In 2012 there was rampant adoption of 4G LTE radios in new smartphones, but in 2013 it's fairly common sense that basically everything released to the market will support the technology. As networks worldwide continue, or begin to start their LTE rollouts, there will be pressure on phone manufacturers to make sure that LTE is included in not only every flagship device, but also some of the lower end models as well.
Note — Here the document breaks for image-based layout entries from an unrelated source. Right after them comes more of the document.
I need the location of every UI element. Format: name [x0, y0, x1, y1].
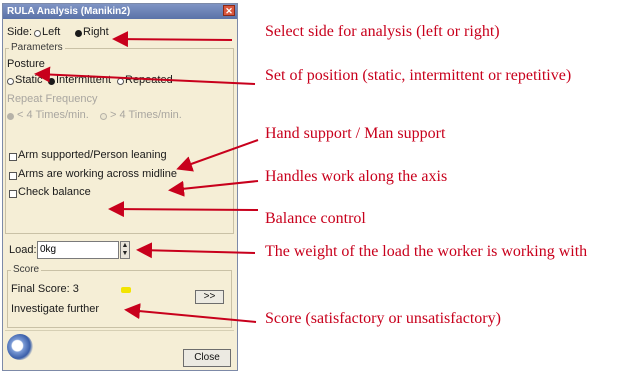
arrow-midline: [168, 180, 259, 197]
arrow-side: [112, 31, 233, 48]
arrow-score: [124, 303, 257, 323]
annotation-arrows: [34, 31, 259, 323]
arrow-posture: [34, 66, 256, 85]
arrow-load: [136, 242, 256, 259]
arrow-support: [176, 139, 259, 172]
arrow-balance: [108, 201, 259, 218]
Also in 2012, when purchasing an LTE-capable smartphone there was often a performance hit associated with using a compatible chipset: for example going from an Exynos 4 Quad chip in the Galaxy S III to a dual-core Snapdragon S4 in the Galaxy S III 4G. Expect new chipsets in 2013 to play nicer with LTE radios, allowing for greater performance without a compromise in wireless speeds.

Tech we won't see just yet

While 2013 will surely bring some exciting things to the smartphone market, there are other areas that probably won't see any significant improvements. Here's a short list of some of the things we don't expect to be included or drastically improved.

  • Battery technology. Apart from seeing bigger batteries in phones, the lithium-ion or lithium-polymer batteries will still dominate without any significant performance for size improvements.
  • The return of the QWERTY keyboard. At one stage, many high-end smartphones also included a physical keyboard, but with phones trying to slim down and include more tech inside, a physical keyboard comeback is unlikely. Your best bet is with BlackBerry, but it won't be a widespread market return.
  • Pico projectors. The Samsung Galaxy Beam was a one-off, and the gimmick will not becoming anything huge at this stage.
  • Flexible or transparent displays. This sort of technology is certainly cool, but definitely not ready for the mainstream market
  • Significant size improvements. We've already seen a few devices come in around the 6-7mm thin department, but without improvements in battery technology we won't be seeing anything that's practical being much thinner for a while.